È tornato il momento della strategia
Potrà sembrare controintuitivo, ma è invece proprio in questi contesti che bisogna tornare ad alzare lo sguardo verso orizzonti distanti da noi. “Pensare non al futuro, ma ai futuri”. Diversi, variabili, imperfetti, che possono comporsi davanti a noi. Progettarli come se fossero certi per poi accettarne la natura aleatoria: implementare policy, costruire competenze, modificare modelli di business, cambiare normative per arrivare pronti al futuro. A schiacciare media e politica non sono stati i social o il digitale, ma la prevalenza della tattica spiccia, immediata, che media e politica hanno ricercato sui social e sul digitale per guadagnare consenso o ricavi, finendo – in molti casi – per perdere gli uni e gli altri.

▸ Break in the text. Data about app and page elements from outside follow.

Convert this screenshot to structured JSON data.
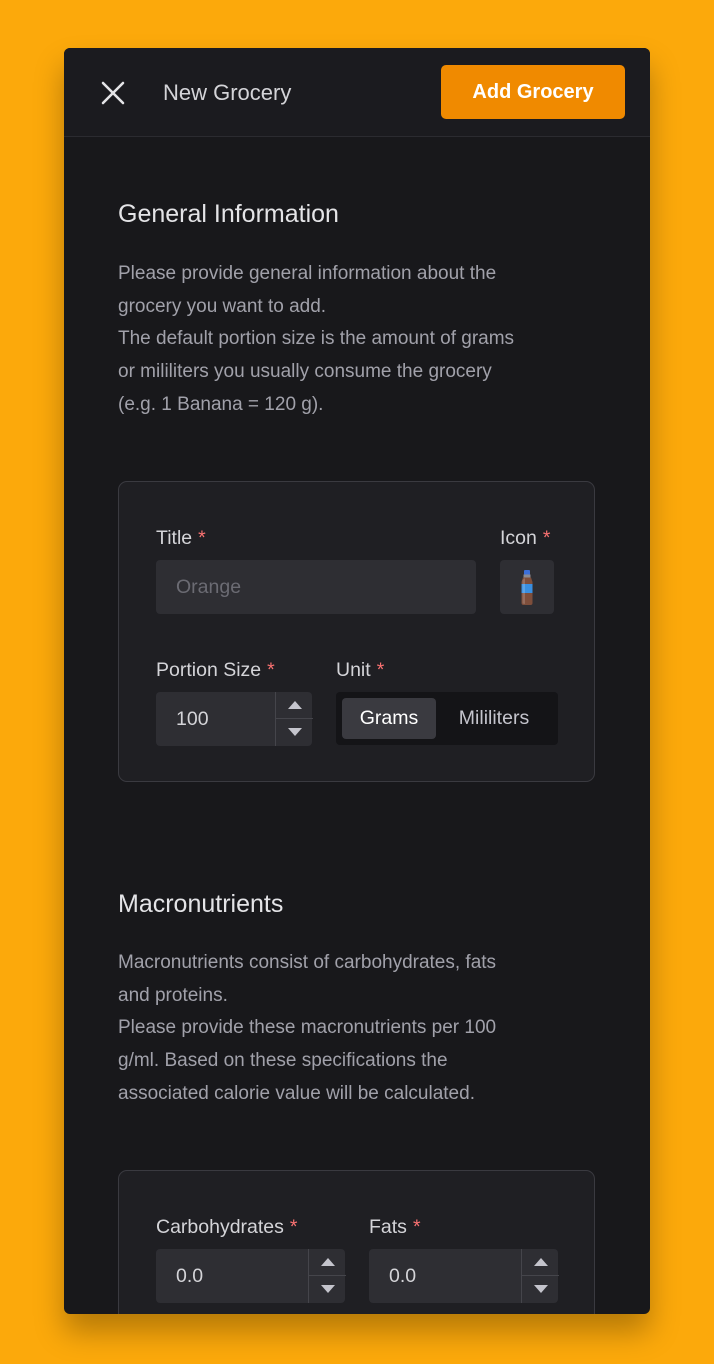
{
  "header": {
    "title": "New Grocery",
    "add_button_label": "Add Grocery"
  },
  "general": {
    "title": "General Information",
    "description_lines": [
      "Please provide general information about the",
      "grocery you want to add.",
      "The default portion size is the amount of grams",
      "or mililiters you usually consume the grocery",
      "(e.g. 1 Banana = 120 g)."
    ],
    "title_field": {
      "label": "Title",
      "required_mark": "*",
      "placeholder": "Orange",
      "value": ""
    },
    "icon_field": {
      "label": "Icon",
      "required_mark": "*",
      "icon": "water-bottle-icon"
    },
    "portion_field": {
      "label": "Portion Size",
      "required_mark": "*",
      "value": "100"
    },
    "unit_field": {
      "label": "Unit",
      "required_mark": "*",
      "options": [
        "Grams",
        "Mililiters"
      ],
      "selected": "Grams"
    }
  },
  "macros": {
    "title": "Macronutrients",
    "description_lines": [
      "Macronutrients consist of carbohydrates, fats",
      "and proteins.",
      "Please provide these macronutrients per 100",
      "g/ml. Based on these specifications the",
      "associated calorie value will be calculated."
    ],
    "carbs_field": {
      "label": "Carbohydrates",
      "required_mark": "*",
      "value": "0.0"
    },
    "fats_field": {
      "label": "Fats",
      "required_mark": "*",
      "value": "0.0"
    }
  },
  "colors": {
    "background": "#FCA90B",
    "panel": "#18181B",
    "accent": "#F08A00",
    "required": "#F87171"
  }
}
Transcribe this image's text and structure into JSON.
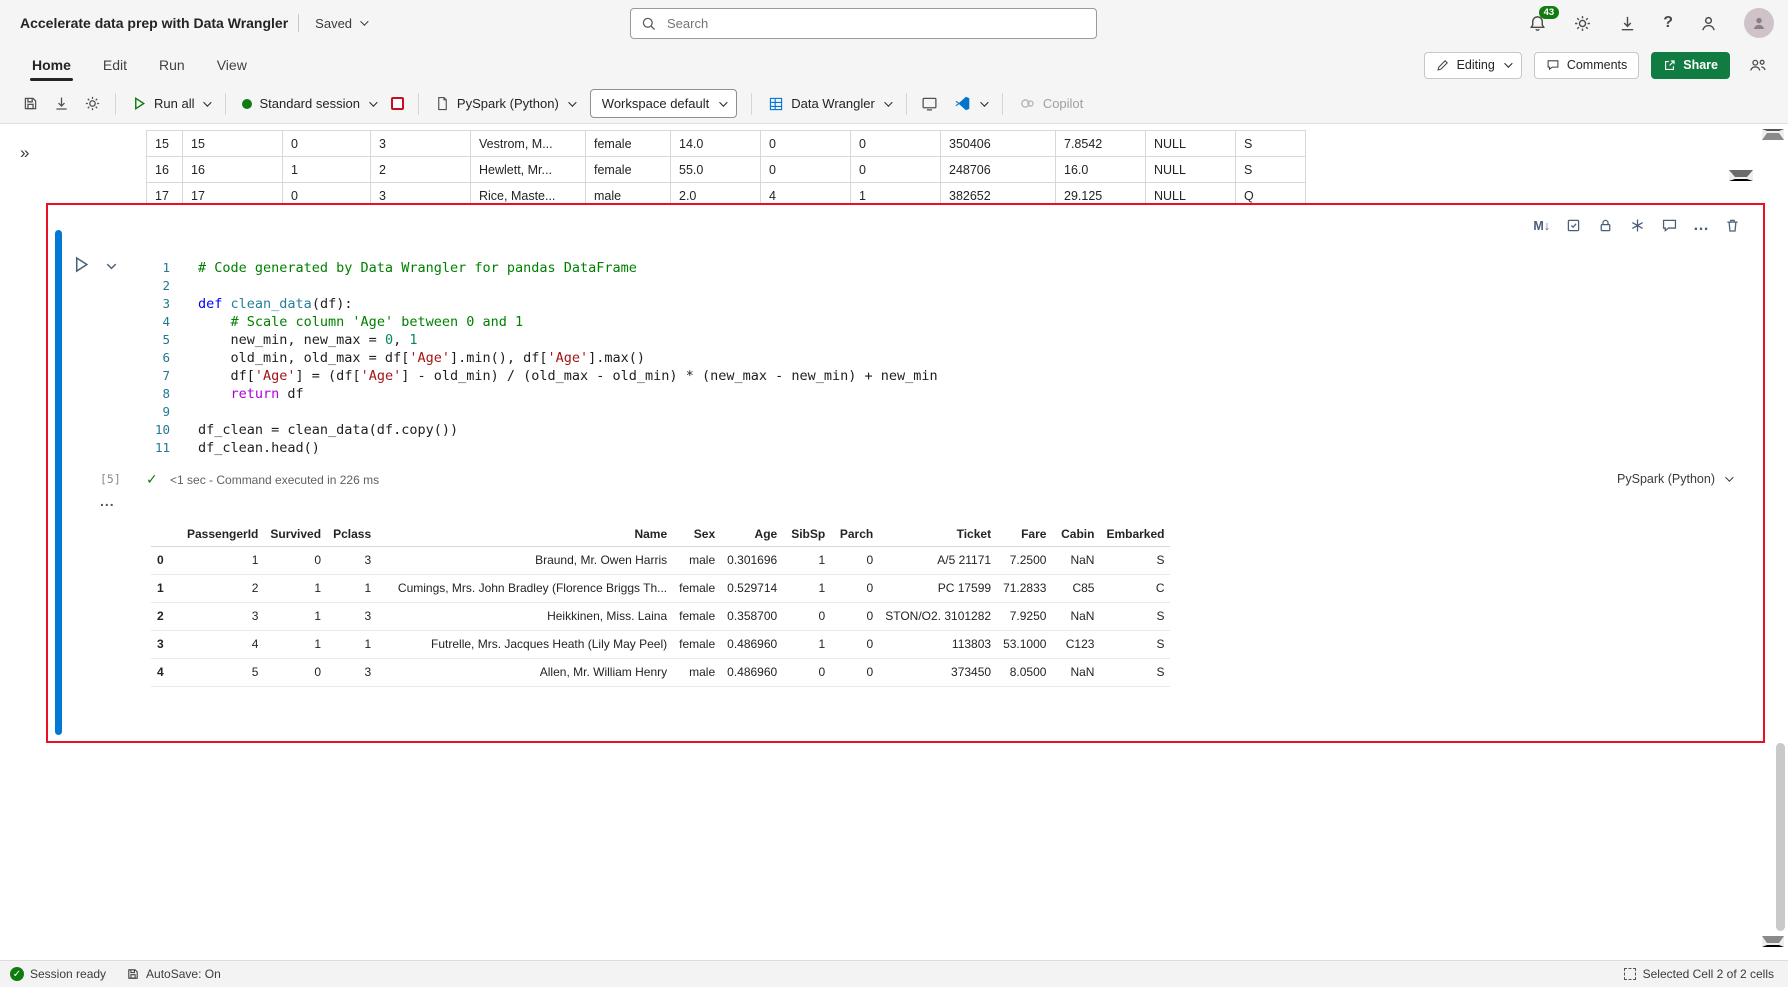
{
  "colors": {
    "accent": "#0078d4",
    "selection_red": "#e81123",
    "stop_red": "#c50f1f",
    "session_green": "#107c10",
    "share_green": "#107c41",
    "syn_comment": "#008000",
    "syn_keyword": "#0000ff",
    "syn_control": "#af00db",
    "syn_function": "#267f99",
    "syn_string": "#a31515",
    "syn_number": "#098658",
    "syn_linenum": "#237893"
  },
  "titlebar": {
    "title": "Accelerate data prep with Data Wrangler",
    "save_status": "Saved",
    "search_placeholder": "Search",
    "notification_count": "43",
    "help_glyph": "?"
  },
  "menubar": {
    "tabs": [
      "Home",
      "Edit",
      "Run",
      "View"
    ],
    "active_tab": "Home",
    "editing_label": "Editing",
    "comments_label": "Comments",
    "share_label": "Share"
  },
  "toolbar": {
    "run_all_label": "Run all",
    "session_label": "Standard session",
    "kernel_label": "PySpark (Python)",
    "workspace_label": "Workspace default",
    "data_wrangler_label": "Data Wrangler",
    "copilot_label": "Copilot"
  },
  "glyphs": {
    "expand_rail": "»",
    "markdown_cell": "M↓",
    "more": "…",
    "check": "✓",
    "output_more": "..."
  },
  "top_table": {
    "rows": [
      [
        "15",
        "15",
        "0",
        "3",
        "Vestrom, M...",
        "female",
        "14.0",
        "0",
        "0",
        "350406",
        "7.8542",
        "NULL",
        "S"
      ],
      [
        "16",
        "16",
        "1",
        "2",
        "Hewlett, Mr...",
        "female",
        "55.0",
        "0",
        "0",
        "248706",
        "16.0",
        "NULL",
        "S"
      ],
      [
        "17",
        "17",
        "0",
        "3",
        "Rice, Maste...",
        "male",
        "2.0",
        "4",
        "1",
        "382652",
        "29.125",
        "NULL",
        "Q"
      ]
    ]
  },
  "cell": {
    "execution_count": "[5]",
    "status_text": "<1 sec - Command executed in 226 ms",
    "kernel_label": "PySpark (Python)",
    "code": [
      {
        "n": "1",
        "t": [
          {
            "c": "cm",
            "s": "# Code generated by Data Wrangler for pandas DataFrame"
          }
        ]
      },
      {
        "n": "2",
        "t": []
      },
      {
        "n": "3",
        "t": [
          {
            "c": "kw",
            "s": "def"
          },
          {
            "c": "pl",
            "s": " "
          },
          {
            "c": "fn",
            "s": "clean_data"
          },
          {
            "c": "pl",
            "s": "(df):"
          }
        ]
      },
      {
        "n": "4",
        "t": [
          {
            "c": "pl",
            "s": "    "
          },
          {
            "c": "cm",
            "s": "# Scale column 'Age' between 0 and 1"
          }
        ]
      },
      {
        "n": "5",
        "t": [
          {
            "c": "pl",
            "s": "    new_min, new_max = "
          },
          {
            "c": "num",
            "s": "0"
          },
          {
            "c": "pl",
            "s": ", "
          },
          {
            "c": "num",
            "s": "1"
          }
        ]
      },
      {
        "n": "6",
        "t": [
          {
            "c": "pl",
            "s": "    old_min, old_max = df["
          },
          {
            "c": "str",
            "s": "'Age'"
          },
          {
            "c": "pl",
            "s": "].min(), df["
          },
          {
            "c": "str",
            "s": "'Age'"
          },
          {
            "c": "pl",
            "s": "].max()"
          }
        ]
      },
      {
        "n": "7",
        "t": [
          {
            "c": "pl",
            "s": "    df["
          },
          {
            "c": "str",
            "s": "'Age'"
          },
          {
            "c": "pl",
            "s": "] = (df["
          },
          {
            "c": "str",
            "s": "'Age'"
          },
          {
            "c": "pl",
            "s": "] - old_min) / (old_max - old_min) * (new_max - new_min) + new_min"
          }
        ]
      },
      {
        "n": "8",
        "t": [
          {
            "c": "pl",
            "s": "    "
          },
          {
            "c": "kw2",
            "s": "return"
          },
          {
            "c": "pl",
            "s": " df"
          }
        ]
      },
      {
        "n": "9",
        "t": []
      },
      {
        "n": "10",
        "t": [
          {
            "c": "pl",
            "s": "df_clean = clean_data(df.copy())"
          }
        ]
      },
      {
        "n": "11",
        "t": [
          {
            "c": "pl",
            "s": "df_clean.head()"
          }
        ]
      }
    ]
  },
  "output_table": {
    "headers": [
      "",
      "PassengerId",
      "Survived",
      "Pclass",
      "Name",
      "Sex",
      "Age",
      "SibSp",
      "Parch",
      "Ticket",
      "Fare",
      "Cabin",
      "Embarked"
    ],
    "rows": [
      [
        "0",
        "1",
        "0",
        "3",
        "Braund, Mr. Owen Harris",
        "male",
        "0.301696",
        "1",
        "0",
        "A/5 21171",
        "7.2500",
        "NaN",
        "S"
      ],
      [
        "1",
        "2",
        "1",
        "1",
        "Cumings, Mrs. John Bradley (Florence Briggs Th...",
        "female",
        "0.529714",
        "1",
        "0",
        "PC 17599",
        "71.2833",
        "C85",
        "C"
      ],
      [
        "2",
        "3",
        "1",
        "3",
        "Heikkinen, Miss. Laina",
        "female",
        "0.358700",
        "0",
        "0",
        "STON/O2. 3101282",
        "7.9250",
        "NaN",
        "S"
      ],
      [
        "3",
        "4",
        "1",
        "1",
        "Futrelle, Mrs. Jacques Heath (Lily May Peel)",
        "female",
        "0.486960",
        "1",
        "0",
        "113803",
        "53.1000",
        "C123",
        "S"
      ],
      [
        "4",
        "5",
        "0",
        "3",
        "Allen, Mr. William Henry",
        "male",
        "0.486960",
        "0",
        "0",
        "373450",
        "8.0500",
        "NaN",
        "S"
      ]
    ]
  },
  "statusbar": {
    "session_status": "Session ready",
    "autosave": "AutoSave: On",
    "selection_info": "Selected Cell 2 of 2 cells"
  }
}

È arrivato, forse sarebbe meglio dire che è tornato, il momento della strategia. Della capacità di sognare in grande. Di fare qualcosa, come ha esortato il Presidente Draghi qualche settimana fa. Fare qualcosa, possibilmente in grande. Di radicalmente diverso dal passato perché il mondo che noi viviamo è radicalmente diverso da quello di ieri. Ora è il tempo di “passare dal perché al come”, dalla awareness alle policy, dalla definizione dell’agenda alla definizione del set di cambiamenti di policy, di modelli di business, culturali, di competenze necessarie alla gestione del futuro. Il rapporto dell’Istat ci consegna la fotografia di un Paese tra i più ostili ai più giovani nel mondo del lavoro, con laureati tra i quartili di reddito inferiori e una famiglia su tre con capofamiglia under 35 a rischio di povertà o esclusione sociale. Tra i tanti da immaginare, questo è un futuro che nessuno vuole e per cui vale la pena che aziende, politica e media lavorino insieme.